This afternoon, errands accomplished, I decided to take the long way home, mostly to look at runoff. It has been raining for a week; it rained for all of lunch and many of the errands, and right now, the green jungle of our side yard is dark with more rain.
So I went looking for the rivulets, runnels, and waterfalls that happen on the cliffs along Dora Highway when it rains a lot. What I found is that the world in spring is a big, green sponge. Despite all the rain, Peak Creek isn’t even muddy, and the Trail bridge is nowhere near innundated. Cool Spring just dribbles over the lip of its pool and trickles under the road. All that water has been slurped up by everything from oak trees to mayapples.
Last night, for giggles, Hank and I calculated how much an inch of rain, spread over the whole county, weighs. Knowing that a cubic centimeter of water weighs a gram, we wound up with roughly 74,000 tons of rainfall, almost all of it apparently surging through the trunks, branches, stems of every green thing, until it respires through the leaves and the sky takes it back.

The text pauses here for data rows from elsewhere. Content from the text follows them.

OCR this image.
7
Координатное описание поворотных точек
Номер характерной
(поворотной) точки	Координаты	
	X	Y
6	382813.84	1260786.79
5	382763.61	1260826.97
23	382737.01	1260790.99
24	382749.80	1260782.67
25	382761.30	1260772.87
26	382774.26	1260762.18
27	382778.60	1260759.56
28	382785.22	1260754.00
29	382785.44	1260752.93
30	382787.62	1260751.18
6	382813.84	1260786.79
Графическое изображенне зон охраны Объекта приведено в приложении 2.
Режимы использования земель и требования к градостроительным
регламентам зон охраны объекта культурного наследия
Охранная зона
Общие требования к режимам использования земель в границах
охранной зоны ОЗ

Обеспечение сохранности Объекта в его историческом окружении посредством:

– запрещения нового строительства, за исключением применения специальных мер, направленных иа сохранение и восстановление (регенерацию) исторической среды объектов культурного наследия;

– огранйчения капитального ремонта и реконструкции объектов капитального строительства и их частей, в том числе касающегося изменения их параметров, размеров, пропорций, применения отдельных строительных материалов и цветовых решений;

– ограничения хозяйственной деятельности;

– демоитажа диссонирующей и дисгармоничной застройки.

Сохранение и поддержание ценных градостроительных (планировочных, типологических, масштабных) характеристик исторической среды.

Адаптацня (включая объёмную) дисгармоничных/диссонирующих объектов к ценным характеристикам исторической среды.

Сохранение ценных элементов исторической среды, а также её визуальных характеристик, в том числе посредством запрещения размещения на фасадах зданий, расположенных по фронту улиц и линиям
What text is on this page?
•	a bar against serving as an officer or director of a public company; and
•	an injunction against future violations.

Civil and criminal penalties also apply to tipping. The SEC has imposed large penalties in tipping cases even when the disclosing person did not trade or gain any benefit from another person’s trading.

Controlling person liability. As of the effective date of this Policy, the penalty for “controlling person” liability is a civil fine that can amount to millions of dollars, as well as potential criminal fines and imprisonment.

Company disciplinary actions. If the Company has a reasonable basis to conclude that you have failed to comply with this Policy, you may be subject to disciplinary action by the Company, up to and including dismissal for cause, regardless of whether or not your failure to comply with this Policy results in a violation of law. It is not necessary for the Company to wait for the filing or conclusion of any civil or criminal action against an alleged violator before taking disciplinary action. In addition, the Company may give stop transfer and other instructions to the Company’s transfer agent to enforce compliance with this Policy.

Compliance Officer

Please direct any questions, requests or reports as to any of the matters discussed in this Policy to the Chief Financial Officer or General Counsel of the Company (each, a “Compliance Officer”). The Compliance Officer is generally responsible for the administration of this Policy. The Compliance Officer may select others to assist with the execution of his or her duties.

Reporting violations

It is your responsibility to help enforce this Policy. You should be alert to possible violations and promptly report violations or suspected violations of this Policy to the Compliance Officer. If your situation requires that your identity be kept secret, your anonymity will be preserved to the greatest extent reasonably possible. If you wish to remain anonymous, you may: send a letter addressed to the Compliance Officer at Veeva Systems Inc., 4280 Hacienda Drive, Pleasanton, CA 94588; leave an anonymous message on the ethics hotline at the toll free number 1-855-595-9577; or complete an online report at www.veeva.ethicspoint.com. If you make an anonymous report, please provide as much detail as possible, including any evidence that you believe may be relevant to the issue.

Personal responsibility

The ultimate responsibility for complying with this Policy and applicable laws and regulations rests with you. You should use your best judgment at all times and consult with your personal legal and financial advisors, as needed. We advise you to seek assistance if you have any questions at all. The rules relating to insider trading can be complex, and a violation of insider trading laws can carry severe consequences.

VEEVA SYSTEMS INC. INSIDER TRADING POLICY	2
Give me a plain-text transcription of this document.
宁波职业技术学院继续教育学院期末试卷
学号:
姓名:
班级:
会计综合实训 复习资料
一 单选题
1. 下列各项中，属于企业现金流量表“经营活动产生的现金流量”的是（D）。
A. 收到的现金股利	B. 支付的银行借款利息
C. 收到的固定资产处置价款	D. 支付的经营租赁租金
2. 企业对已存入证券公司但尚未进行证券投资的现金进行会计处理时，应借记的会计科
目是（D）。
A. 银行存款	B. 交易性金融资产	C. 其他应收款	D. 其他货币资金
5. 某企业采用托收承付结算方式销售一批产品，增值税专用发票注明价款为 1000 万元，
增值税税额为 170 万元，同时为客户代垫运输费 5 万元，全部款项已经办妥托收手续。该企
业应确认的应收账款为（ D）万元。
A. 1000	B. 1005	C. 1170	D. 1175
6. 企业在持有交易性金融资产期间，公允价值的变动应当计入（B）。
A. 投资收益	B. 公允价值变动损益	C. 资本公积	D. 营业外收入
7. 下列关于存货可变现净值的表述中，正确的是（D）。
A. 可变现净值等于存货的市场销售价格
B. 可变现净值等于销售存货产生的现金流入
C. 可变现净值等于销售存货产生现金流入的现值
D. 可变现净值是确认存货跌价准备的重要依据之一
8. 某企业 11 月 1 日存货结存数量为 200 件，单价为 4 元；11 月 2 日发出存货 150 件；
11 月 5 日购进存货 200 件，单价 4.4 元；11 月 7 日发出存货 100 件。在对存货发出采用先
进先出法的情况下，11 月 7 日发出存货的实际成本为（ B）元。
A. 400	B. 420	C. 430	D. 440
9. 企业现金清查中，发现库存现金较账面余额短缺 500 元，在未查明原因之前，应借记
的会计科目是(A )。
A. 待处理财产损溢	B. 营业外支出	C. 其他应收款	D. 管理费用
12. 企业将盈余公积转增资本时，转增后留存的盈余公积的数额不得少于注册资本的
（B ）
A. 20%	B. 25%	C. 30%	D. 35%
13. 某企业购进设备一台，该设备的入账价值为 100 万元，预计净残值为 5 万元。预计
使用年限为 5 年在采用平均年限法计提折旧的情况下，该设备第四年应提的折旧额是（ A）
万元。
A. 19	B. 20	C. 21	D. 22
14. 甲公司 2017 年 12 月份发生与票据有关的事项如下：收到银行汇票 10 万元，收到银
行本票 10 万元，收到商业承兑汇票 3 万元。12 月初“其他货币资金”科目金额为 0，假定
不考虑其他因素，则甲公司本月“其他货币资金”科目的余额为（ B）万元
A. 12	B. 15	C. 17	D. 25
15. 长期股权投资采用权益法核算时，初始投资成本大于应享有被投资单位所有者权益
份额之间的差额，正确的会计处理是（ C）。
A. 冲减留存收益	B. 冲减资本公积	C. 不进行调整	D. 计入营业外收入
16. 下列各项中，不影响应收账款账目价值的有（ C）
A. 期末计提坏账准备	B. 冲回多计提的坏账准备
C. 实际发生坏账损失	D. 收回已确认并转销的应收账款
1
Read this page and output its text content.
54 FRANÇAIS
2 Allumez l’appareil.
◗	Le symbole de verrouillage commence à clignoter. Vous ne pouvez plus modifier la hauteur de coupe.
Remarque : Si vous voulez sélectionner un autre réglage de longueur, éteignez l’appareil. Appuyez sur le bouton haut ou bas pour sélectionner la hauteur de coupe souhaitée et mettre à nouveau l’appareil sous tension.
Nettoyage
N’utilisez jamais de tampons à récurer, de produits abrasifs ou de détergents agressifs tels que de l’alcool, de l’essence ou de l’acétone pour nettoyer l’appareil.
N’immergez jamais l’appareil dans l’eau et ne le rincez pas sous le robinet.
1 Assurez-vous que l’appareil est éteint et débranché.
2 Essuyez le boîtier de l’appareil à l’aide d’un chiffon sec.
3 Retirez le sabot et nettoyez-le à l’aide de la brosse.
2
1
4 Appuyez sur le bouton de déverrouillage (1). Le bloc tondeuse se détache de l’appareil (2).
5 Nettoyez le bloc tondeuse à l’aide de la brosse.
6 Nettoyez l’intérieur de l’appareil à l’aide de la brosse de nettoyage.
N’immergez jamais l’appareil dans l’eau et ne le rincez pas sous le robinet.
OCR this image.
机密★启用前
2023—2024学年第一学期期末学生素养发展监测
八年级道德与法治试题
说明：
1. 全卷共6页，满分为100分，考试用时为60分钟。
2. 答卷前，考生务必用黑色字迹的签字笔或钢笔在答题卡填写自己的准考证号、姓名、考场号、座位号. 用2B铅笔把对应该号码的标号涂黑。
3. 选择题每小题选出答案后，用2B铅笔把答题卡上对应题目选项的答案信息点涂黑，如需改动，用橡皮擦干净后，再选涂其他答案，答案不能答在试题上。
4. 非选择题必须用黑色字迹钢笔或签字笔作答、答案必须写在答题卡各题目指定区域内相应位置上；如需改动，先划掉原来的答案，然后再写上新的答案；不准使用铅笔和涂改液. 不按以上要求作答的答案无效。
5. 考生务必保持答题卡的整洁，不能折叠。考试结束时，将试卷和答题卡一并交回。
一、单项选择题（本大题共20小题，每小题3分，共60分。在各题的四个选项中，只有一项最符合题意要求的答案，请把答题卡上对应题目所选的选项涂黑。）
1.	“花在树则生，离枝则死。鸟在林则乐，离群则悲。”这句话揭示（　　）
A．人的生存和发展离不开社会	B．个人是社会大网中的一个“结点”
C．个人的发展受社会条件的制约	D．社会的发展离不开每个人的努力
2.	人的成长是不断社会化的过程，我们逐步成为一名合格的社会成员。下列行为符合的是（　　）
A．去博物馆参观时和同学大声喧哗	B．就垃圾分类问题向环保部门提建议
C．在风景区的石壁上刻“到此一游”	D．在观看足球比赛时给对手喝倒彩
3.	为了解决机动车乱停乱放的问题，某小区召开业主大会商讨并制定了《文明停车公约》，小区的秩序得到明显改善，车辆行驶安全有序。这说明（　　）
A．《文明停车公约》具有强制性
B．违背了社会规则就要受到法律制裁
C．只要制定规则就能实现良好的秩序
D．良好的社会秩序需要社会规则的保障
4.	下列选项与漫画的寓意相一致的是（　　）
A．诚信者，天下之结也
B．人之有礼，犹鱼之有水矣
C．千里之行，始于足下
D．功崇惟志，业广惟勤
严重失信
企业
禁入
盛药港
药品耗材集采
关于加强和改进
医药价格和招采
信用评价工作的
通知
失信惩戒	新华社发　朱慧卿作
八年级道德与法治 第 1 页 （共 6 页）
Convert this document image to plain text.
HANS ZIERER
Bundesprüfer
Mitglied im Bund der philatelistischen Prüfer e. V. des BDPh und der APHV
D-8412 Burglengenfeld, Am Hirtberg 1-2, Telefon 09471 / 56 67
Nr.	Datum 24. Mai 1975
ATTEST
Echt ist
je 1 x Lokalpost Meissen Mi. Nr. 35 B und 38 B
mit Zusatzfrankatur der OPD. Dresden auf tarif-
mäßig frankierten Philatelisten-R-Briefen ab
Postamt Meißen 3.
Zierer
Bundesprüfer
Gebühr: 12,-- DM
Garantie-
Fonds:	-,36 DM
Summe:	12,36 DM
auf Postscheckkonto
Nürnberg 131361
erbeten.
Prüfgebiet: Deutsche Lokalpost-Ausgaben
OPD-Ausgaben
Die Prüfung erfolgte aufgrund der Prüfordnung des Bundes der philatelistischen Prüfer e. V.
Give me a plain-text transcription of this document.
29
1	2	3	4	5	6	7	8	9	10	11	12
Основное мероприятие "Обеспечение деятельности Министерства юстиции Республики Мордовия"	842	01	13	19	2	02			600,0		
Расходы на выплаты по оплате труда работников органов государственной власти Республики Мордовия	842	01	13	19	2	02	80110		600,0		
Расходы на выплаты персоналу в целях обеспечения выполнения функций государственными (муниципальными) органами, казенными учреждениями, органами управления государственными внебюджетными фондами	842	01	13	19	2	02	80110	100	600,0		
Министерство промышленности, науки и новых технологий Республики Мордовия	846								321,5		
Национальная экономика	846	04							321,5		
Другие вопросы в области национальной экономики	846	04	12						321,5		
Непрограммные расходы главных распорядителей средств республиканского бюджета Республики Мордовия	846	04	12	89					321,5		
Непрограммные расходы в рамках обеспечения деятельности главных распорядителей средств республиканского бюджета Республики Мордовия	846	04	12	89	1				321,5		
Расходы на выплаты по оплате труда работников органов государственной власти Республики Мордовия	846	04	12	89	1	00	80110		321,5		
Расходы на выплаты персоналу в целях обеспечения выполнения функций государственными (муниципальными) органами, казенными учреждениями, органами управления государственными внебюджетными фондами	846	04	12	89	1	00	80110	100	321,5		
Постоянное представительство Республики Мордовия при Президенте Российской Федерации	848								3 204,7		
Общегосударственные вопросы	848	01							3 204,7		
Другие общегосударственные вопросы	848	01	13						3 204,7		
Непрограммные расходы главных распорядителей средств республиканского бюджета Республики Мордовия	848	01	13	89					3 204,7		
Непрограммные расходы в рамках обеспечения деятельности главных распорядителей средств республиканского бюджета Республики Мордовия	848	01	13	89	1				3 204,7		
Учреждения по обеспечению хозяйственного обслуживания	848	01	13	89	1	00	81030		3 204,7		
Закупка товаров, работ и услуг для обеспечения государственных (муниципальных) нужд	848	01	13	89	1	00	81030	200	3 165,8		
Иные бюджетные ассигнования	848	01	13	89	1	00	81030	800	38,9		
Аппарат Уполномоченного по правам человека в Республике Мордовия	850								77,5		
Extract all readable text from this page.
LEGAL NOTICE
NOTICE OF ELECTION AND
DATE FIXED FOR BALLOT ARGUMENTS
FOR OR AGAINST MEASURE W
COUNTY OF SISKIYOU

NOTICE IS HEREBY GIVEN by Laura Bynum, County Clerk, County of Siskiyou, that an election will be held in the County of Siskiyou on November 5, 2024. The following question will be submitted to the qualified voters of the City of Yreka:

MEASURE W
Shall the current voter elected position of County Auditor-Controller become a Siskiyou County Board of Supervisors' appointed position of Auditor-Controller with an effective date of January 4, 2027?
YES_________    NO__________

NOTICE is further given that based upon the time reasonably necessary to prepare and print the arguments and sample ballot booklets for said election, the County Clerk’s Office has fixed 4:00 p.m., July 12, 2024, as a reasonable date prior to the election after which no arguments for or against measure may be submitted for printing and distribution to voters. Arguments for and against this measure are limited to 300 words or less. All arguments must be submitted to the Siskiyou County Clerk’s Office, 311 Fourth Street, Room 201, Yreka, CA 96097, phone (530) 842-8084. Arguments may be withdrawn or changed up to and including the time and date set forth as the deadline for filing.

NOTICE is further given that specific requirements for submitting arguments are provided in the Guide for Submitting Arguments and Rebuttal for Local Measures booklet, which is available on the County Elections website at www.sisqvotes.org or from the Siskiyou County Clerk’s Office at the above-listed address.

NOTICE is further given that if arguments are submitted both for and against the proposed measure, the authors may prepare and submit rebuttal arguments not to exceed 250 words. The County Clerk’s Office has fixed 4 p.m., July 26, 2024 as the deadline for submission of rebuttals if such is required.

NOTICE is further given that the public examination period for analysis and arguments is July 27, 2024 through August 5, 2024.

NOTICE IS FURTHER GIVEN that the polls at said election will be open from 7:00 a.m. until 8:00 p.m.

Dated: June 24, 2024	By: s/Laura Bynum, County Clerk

I am in a mood to be amazed by this, and by all the small things no one thinks about. While Hank napped, I read more Janovy, and in Keith County Journal, I encountered trichodina, a one-celled, or perhaps acellular animal that lives on the gills of fish. It looks like this:
I have a hard time believing that something so beautiful, so fragile, so amazing and intricate, spends its life in obscurity, known only to biologists and possibly fish vets. All that loveliness, accessible only by microscope. Where is the sense in that? What kind of profligate Creator sets this elaborate creation on a fish gill, gently spinning, unaware and unappreciated? How much else is out there, unrealized, unobserved? More than I can possibly imagine.
A fish gill is a whole ecosystem, alive with organisms that know absolutely nothing about the relentless rain, the stream’s path, and possibly even the fish. Their world is more foreign to me than Outer Mongolia and just as inaccessible — moreso, in fact, since I do not own a microscope and have limited means of obtaining fish gills. I am gobsmacked. I started out looking for the flood, and wound up indoors with a single cell of amazing beauty. I am still in the process of taking the long way home, because that, I suspect, is where all the cool stuff is.